Et là, face à ce drame et à la douleur qui nous réunit, amis de Fanny, Claude, Jérôme et Andy, si nous voulons faire entendre notre voix positive auprès de Fanny, nous nous devons de ne pas accepter la fatalité. Non, l'accident de Fanny n'est pas seulement lié au "pas de chance", au fait de se trouver au mauvais endroit à la mauvaise heure. Oui, je me répète : c'est inacceptable.
Dès lors, nous, parents, ne pouvons que vous dire ceci à vous, enfants : faites gaffe ! La route est dangereuse, terriblement dangereuse. Brutale. Si, piétons, vous voyez parfaitement les voitures dans le noir, elles ne vous voient pas. Ou si peu. C'est comme ça, injuste, profondément injuste, mais c'est. On vit dans une société qui croit qu'elle a pu corriger le mieux possible les inégalités. Mais les rapports de forces entre motorisés et non motorisés restent terriblement féodaux, injustes. C'est triste, mais c'est comme ça.

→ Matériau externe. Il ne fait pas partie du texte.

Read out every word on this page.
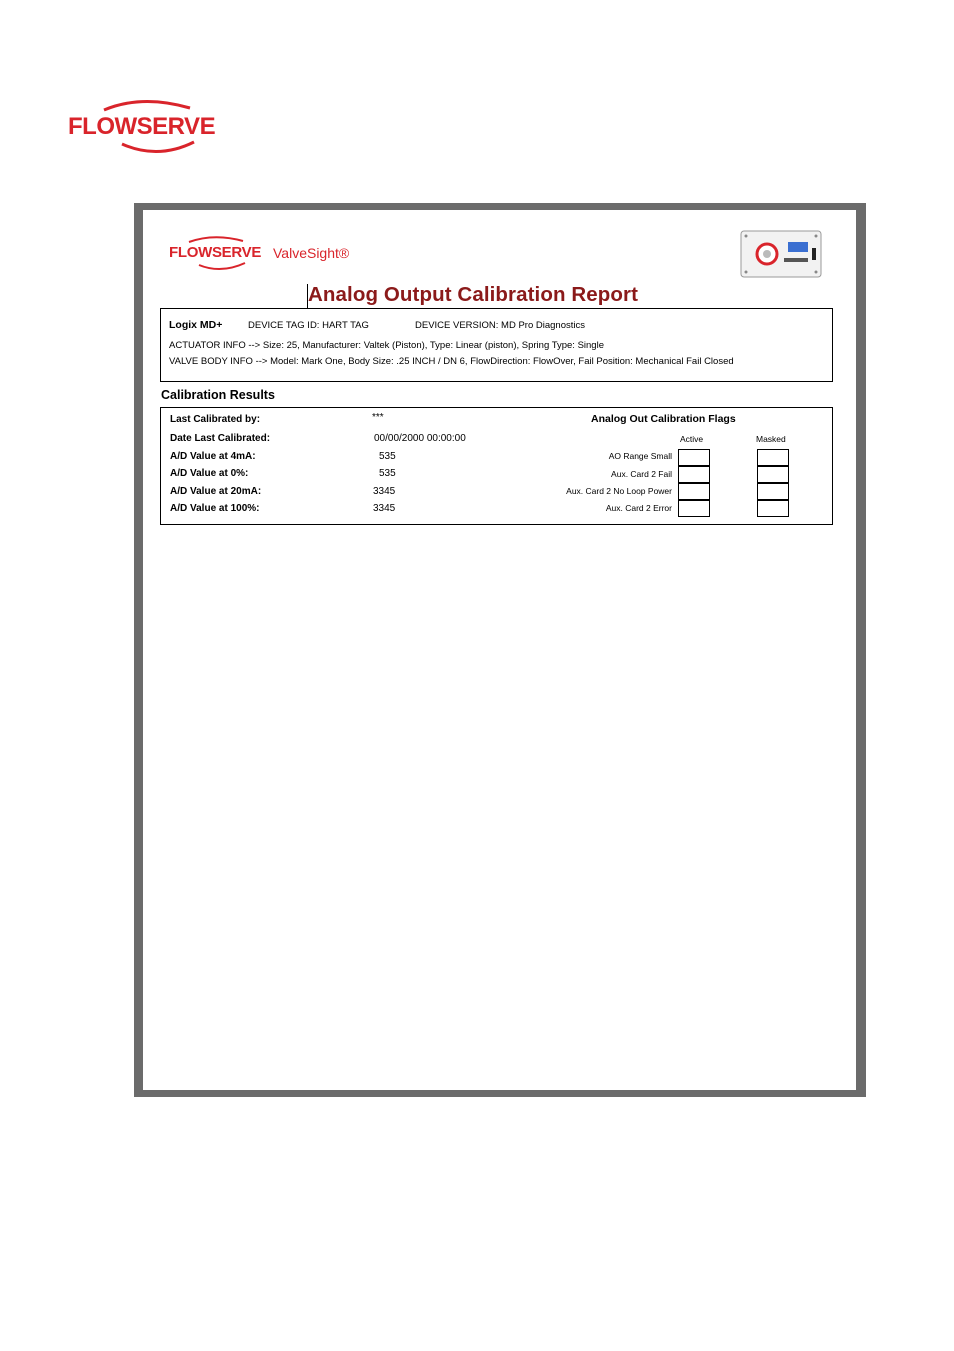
FLOWSERVE
FLOWSERVE ValveSight®
Analog Output Calibration Report
Logix MD+	DEVICE TAG ID: HART TAG	DEVICE VERSION: MD Pro Diagnostics
ACTUATOR INFO --> Size: 25, Manufacturer: Valtek (Piston), Type: Linear (piston), Spring Type: Single
VALVE BODY INFO --> Model: Mark One, Body Size: .25 INCH / DN 6, FlowDirection: FlowOver, Fail Position: Mechanical Fail Closed
Calibration Results
Last Calibrated by:	***
Date Last Calibrated:	00/00/2000 00:00:00
A/D Value at 4mA:	535
A/D Value at 0%:	535
A/D Value at 20mA:	3345
A/D Value at 100%:	3345
Analog Out Calibration Flags
Active	Masked
AO Range Small
Aux. Card 2 Fail
Aux. Card 2 No Loop Power
Aux. Card 2 Error
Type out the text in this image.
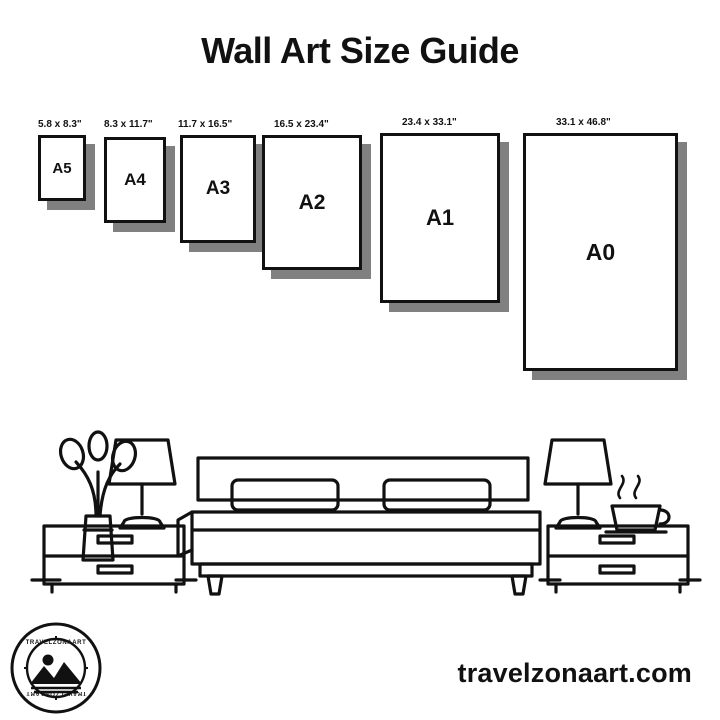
Wall Art Size Guide
5.8 x 8.3"
A5
8.3 x 11.7"
A4
11.7 x 16.5"
A3
16.5 x 23.4"
A2
23.4 x 33.1"
A1
33.1 x 46.8"
A0
TRAVELZONAART
TRAVELZONAART
travelzonaart.com
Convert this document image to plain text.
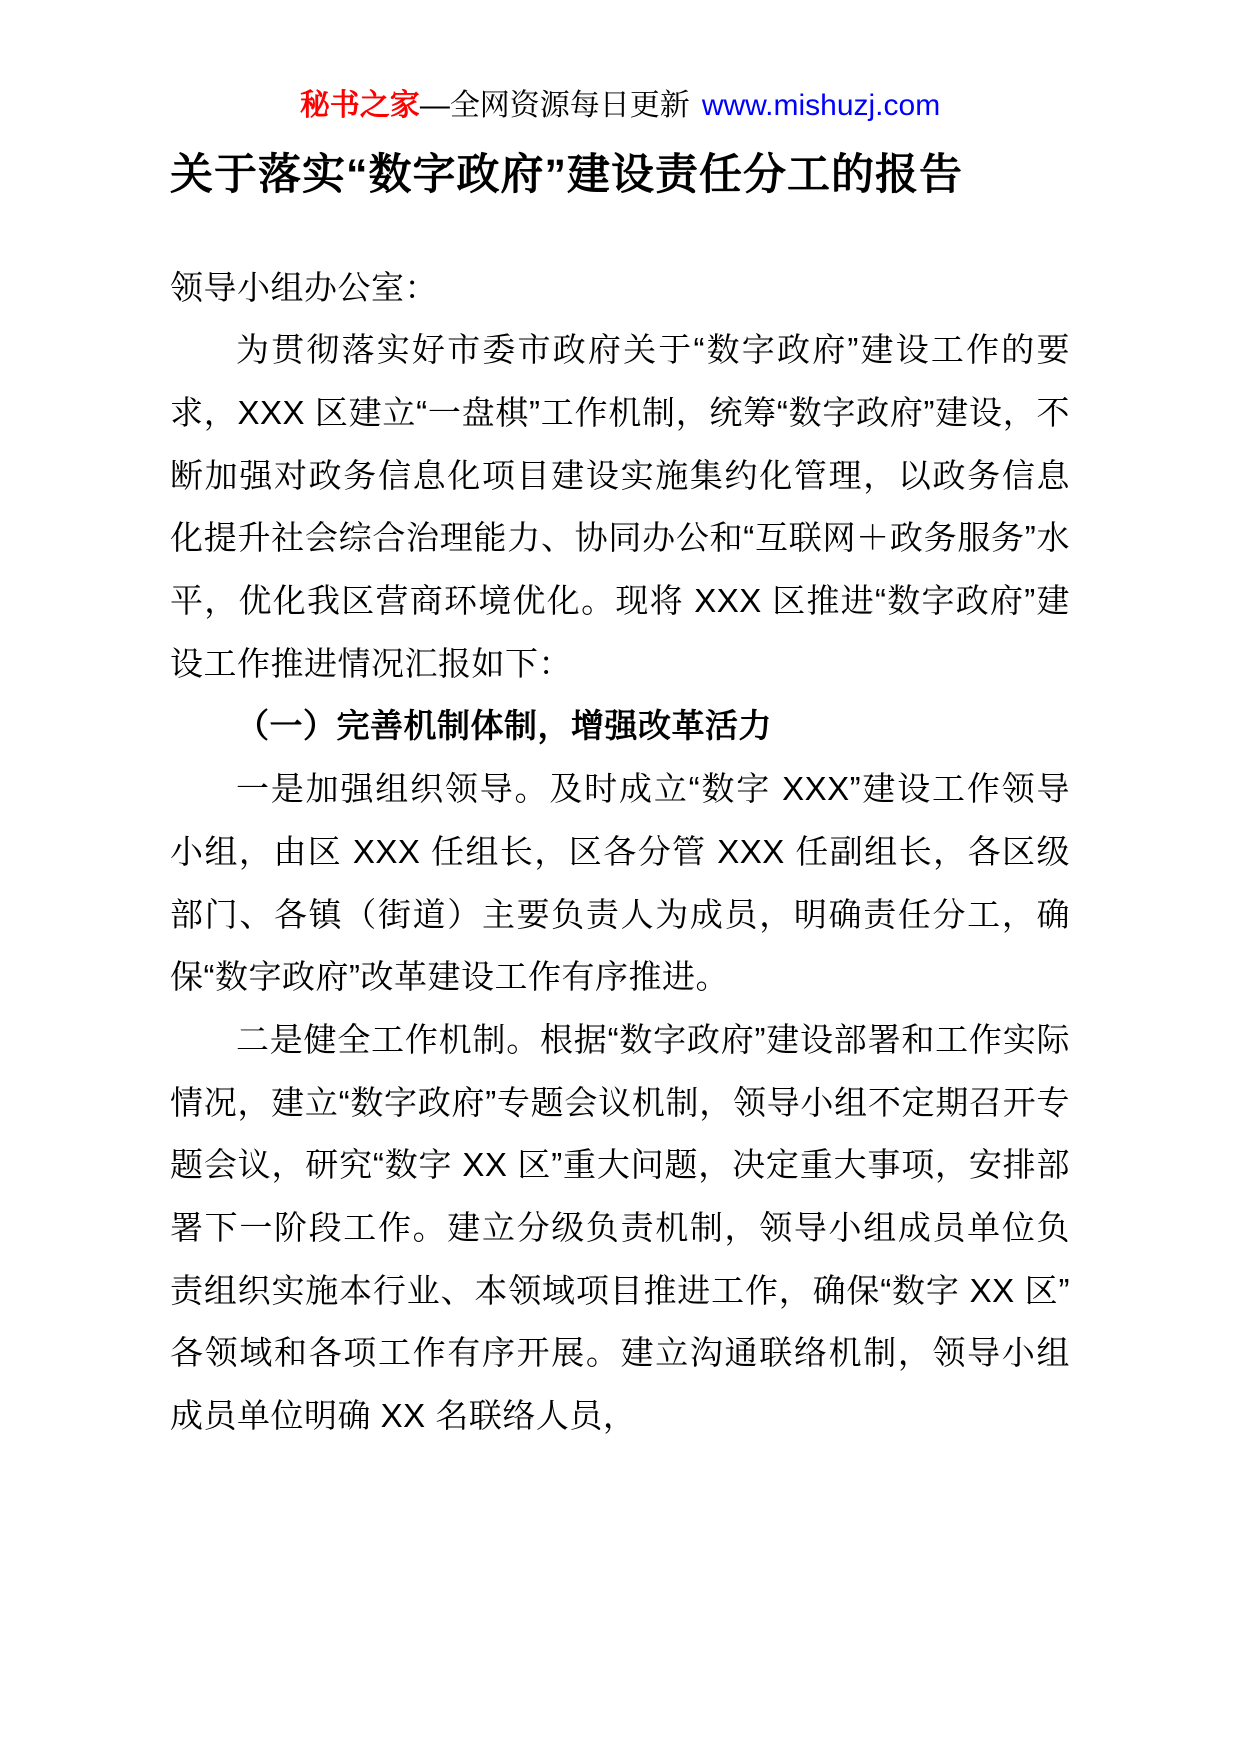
秘书之家—全网资源每日更新 www.mishuzj.com
关于落实“数字政府”建设责任分工的报告

领导小组办公室：

为贯彻落实好市委市政府关于“数字政府”建设工作的要求，XXX 区建立“一盘棋”工作机制，统筹“数字政府”建设，不断加强对政务信息化项目建设实施集约化管理，以政务信息化提升社会综合治理能力、协同办公和“互联网＋政务服务”水平，优化我区营商环境优化。现将 XXX 区推进“数字政府”建设工作推进情况汇报如下：

（一）完善机制体制，增强改革活力

一是加强组织领导。及时成立“数字 XXX”建设工作领导小组，由区 XXX 任组长，区各分管 XXX 任副组长，各区级部门、各镇（街道）主要负责人为成员，明确责任分工，确保“数字政府”改革建设工作有序推进。

二是健全工作机制。根据“数字政府”建设部署和工作实际情况，建立“数字政府”专题会议机制，领导小组不定期召开专题会议，研究“数字 XX 区”重大问题，决定重大事项，安排部署下一阶段工作。建立分级负责机制，领导小组成员单位负责组织实施本行业、本领域项目推进工作，确保“数字 XX 区”各领域和各项工作有序开展。建立沟通联络机制，领导小组成员单位明确 XX 名联络人员，
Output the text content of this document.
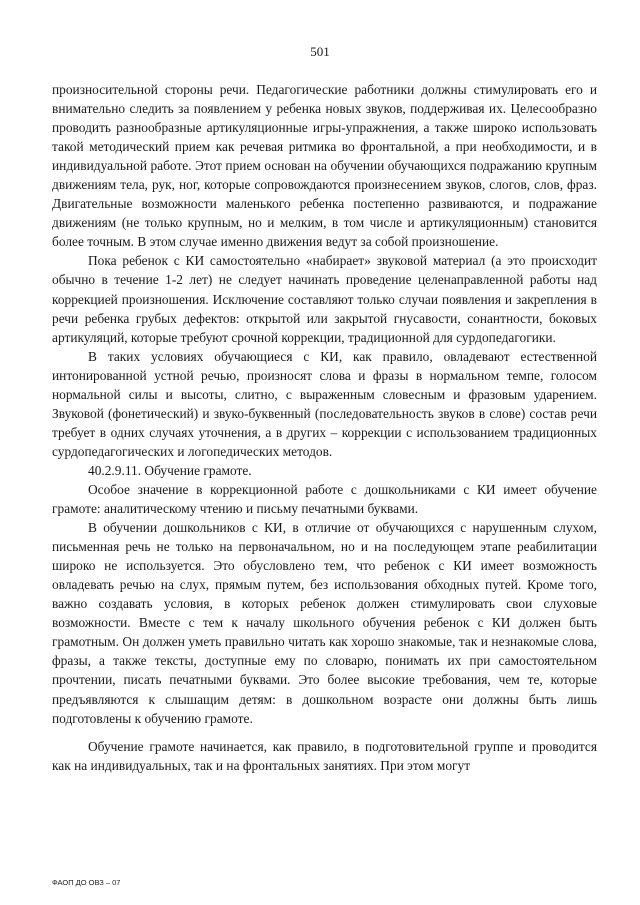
501

произносительной стороны речи. Педагогические работники должны стимулировать его и внимательно следить за появлением у ребенка новых звуков, поддерживая их. Целесообразно проводить разнообразные артикуляционные игры-упражнения, а также широко использовать такой методический прием как речевая ритмика во фронтальной, а при необходимости, и в индивидуальной работе. Этот прием основан на обучении обучающихся подражанию крупным движениям тела, рук, ног, которые сопровождаются произнесением звуков, слогов, слов, фраз. Двигательные возможности маленького ребенка постепенно развиваются, и подражание движениям (не только крупным, но и мелким, в том числе и артикуляционным) становится более точным. В этом случае именно движения ведут за собой произношение.

Пока ребенок с КИ самостоятельно «набирает» звуковой материал (а это происходит обычно в течение 1-2 лет) не следует начинать проведение целенаправленной работы над коррекцией произношения. Исключение составляют только случаи появления и закрепления в речи ребенка грубых дефектов: открытой или закрытой гнусавости, сонантности, боковых артикуляций, которые требуют срочной коррекции, традиционной для сурдопедагогики.

В таких условиях обучающиеся с КИ, как правило, овладевают естественной интонированной устной речью, произносят слова и фразы в нормальном темпе, голосом нормальной силы и высоты, слитно, с выраженным словесным и фразовым ударением. Звуковой (фонетический) и звуко-буквенный (последовательность звуков в слове) состав речи требует в одних случаях уточнения, а в других – коррекции с использованием традиционных сурдопедагогических и логопедических методов.

40.2.9.11. Обучение грамоте.

Особое значение в коррекционной работе с дошкольниками с КИ имеет обучение грамоте: аналитическому чтению и письму печатными буквами.

В обучении дошкольников с КИ, в отличие от обучающихся с нарушенным слухом, письменная речь не только на первоначальном, но и на последующем этапе реабилитации широко не используется. Это обусловлено тем, что ребенок с КИ имеет возможность овладевать речью на слух, прямым путем, без использования обходных путей. Кроме того, важно создавать условия, в которых ребенок должен стимулировать свои слуховые возможности. Вместе с тем к началу школьного обучения ребенок с КИ должен быть грамотным. Он должен уметь правильно читать как хорошо знакомые, так и незнакомые слова, фразы, а также тексты, доступные ему по словарю, понимать их при самостоятельном прочтении, писать печатными буквами. Это более высокие требования, чем те, которые предъявляются к слышащим детям: в дошкольном возрасте они должны быть лишь подготовлены к обучению грамоте.

Обучение грамоте начинается, как правило, в подготовительной группе и проводится как на индивидуальных, так и на фронтальных занятиях. При этом могут

ФАОП ДО ОВЗ – 07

Contre la fatalité, reconnaissons également que lorsque nous sommes conducteurs, nous pilotons un engin qui peut amocher des vies. Si facilement. Les paquets de clopes s'ornent d'un "Fumer tue" dans quasi tous les pays d'Europe. Quand donc obligera-t-on les constructeurs automobiles à afficher un "Conduire tue" sur toutes les bagnoles ? Sur le plan de la conduite automobile, on ne met en exergue que l'alcool au volant et la vitesse sur autoroute. Mais quand donc ferons-nous prendre conscience que la voiture fait des ravages également sans la vitesse et l'alcool ?! Elle tue plus que le tabac. Plus que les armes à feu, à Liège, Colombine ou sur l'île d'Utøya
Contre la fatalité, reconnaissons enfin que nos élus ne font pratiquement rien pour les piétons. Les auotoroutes sont illuminées même si elles sont vides. Qu'en est-il des passages piétons fréquentés dans la pénombre ?... Est-il normal d'installer des passages piétons sur des axes trop rapides ? Là n'est pas la question. Ce qu'il faut se demander, c'est s'il est normal d'avoir des axes si rapides là où il y a des piétons !
Si nous voulons rassurer Fanny en l'invitant à se battre pour retrouver un monde qui lui a fait si mal, nos pensées positives ne doivent pas être que de principe. Rien n'est gratuit en la matière. Osons dire que dorénavant nous ferons gaffe. Non pas seulement pour nous-mêmes. Mais aussi pour nos enfants et ceux des autres ; pour nos parents, et ceux des autres. Pour nos amis, tous nos amis.
Fanny, nous voulons te promettre que tous, piétons, chauffeurs, passagers, électeurs, élus, parents, enfants, grands-parents, nous savons qu'il y a encore beaucoup de choses à faire pour que l'horreur soit rayée de notre 21ème siècle. On ne peut pas toujours lutter contre la vraie fatalité, la maladie notamment. Mais contre l'égoïsme et la connerie, oui !
C'est en tout cas le souhait que je formule pour cette année nouvelle ! Pour que tu puisses la croquer à belles dents, Fanny.